ARM's business, which is well known to many investors, is designing semiconductors. It has expertise in chips for computers and digital TVs, but the big market, and the fastest-growing market, is the one for mobile phones, where ARM is dominant.

It's also big in tablets, a category that is growing like wildfire. Odds are extremely good that the company will be able to continue billing itself as "the world's leading semiconductor intellectual property supplier," in part because its difficult for a customer to shift once it's committed to working with ARM.

For its part, ARM boasts that its designs have the best combination of reliability, low power usage and compactness. And as mobile devices continue to proliferate, taking market share away from desktop and laptop computers, the advantages of ARM's designs in keeping weight down and battery life up are a powerful draw.

Now, the success of a business does not guarantee the success of a stock, but I have great expectations for ARMH because of its chart.

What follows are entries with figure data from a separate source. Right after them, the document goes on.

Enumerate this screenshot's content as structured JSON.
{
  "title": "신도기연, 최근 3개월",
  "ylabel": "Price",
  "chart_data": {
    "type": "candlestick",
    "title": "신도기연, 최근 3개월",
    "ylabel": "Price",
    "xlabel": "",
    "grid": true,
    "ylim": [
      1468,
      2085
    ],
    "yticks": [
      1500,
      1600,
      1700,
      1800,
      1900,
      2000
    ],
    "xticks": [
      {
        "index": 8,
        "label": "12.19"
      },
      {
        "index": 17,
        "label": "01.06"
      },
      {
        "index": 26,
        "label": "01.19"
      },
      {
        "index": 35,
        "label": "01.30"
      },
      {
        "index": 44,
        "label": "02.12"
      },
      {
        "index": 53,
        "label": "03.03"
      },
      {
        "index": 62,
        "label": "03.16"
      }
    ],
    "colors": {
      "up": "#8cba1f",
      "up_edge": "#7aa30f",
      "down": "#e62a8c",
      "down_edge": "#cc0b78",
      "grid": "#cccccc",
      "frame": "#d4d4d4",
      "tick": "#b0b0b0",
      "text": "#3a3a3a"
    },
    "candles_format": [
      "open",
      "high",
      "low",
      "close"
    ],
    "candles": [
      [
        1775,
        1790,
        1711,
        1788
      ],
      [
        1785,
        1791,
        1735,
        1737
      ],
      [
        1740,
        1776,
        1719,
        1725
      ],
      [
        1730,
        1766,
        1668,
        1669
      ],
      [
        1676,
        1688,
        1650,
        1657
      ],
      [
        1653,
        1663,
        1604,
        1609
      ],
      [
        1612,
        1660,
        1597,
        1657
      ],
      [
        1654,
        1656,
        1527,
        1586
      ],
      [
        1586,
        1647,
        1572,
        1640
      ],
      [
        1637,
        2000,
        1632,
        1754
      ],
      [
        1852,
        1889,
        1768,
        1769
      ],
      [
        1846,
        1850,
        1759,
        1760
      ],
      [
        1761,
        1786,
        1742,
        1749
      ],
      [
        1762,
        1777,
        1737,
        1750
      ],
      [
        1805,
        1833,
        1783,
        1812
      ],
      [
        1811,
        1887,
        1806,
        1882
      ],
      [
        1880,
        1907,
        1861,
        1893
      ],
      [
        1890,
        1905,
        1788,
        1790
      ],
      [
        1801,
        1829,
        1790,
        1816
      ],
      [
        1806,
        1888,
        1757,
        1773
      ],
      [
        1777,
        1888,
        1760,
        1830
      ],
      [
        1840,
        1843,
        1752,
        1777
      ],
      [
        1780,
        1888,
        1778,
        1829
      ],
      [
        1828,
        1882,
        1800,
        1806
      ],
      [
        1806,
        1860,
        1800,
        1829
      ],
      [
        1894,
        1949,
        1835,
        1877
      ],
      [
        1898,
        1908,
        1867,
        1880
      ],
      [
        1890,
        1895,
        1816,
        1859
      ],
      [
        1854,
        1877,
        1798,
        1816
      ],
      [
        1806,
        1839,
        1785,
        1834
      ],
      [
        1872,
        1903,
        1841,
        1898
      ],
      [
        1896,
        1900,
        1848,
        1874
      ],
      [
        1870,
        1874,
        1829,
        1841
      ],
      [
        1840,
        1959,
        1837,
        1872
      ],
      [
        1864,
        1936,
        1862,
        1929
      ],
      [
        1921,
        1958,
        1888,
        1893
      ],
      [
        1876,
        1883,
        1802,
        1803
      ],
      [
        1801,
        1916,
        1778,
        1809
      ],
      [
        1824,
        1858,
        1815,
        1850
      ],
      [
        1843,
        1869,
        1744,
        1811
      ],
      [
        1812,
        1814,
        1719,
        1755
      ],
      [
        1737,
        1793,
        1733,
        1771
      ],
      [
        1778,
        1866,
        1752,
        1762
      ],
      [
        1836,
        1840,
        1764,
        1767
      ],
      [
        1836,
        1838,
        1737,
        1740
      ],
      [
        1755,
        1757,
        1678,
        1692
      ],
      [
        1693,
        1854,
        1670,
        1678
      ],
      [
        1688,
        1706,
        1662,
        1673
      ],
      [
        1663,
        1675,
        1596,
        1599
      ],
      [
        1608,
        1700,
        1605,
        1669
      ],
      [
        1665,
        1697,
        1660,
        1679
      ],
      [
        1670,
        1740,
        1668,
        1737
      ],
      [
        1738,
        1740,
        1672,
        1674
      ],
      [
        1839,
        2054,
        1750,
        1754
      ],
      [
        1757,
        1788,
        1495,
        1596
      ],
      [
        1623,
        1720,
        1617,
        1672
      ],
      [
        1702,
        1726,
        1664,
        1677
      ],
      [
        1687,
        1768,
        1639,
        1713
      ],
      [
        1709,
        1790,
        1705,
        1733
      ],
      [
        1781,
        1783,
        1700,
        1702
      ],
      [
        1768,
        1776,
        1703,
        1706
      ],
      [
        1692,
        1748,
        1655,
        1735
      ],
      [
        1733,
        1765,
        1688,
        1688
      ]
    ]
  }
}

It climbed strongly from the market's 2009 bottom through 2010 and into the summer of 2011, where it entered a long trading range between $22 and $30, as it performed slightly worse than the market, on average.

It stayed in that range for 22 long months. And then came this year's third-quarter earnings report, where management revealed that business was booming.

Investors quickly stampeded on board, spiking the stock up and out of that trading range and kicking off a new uptrend that I believe has far to go. The past three weeks have seen the stock pause between $36 and $37 and I think that's a decent entry point.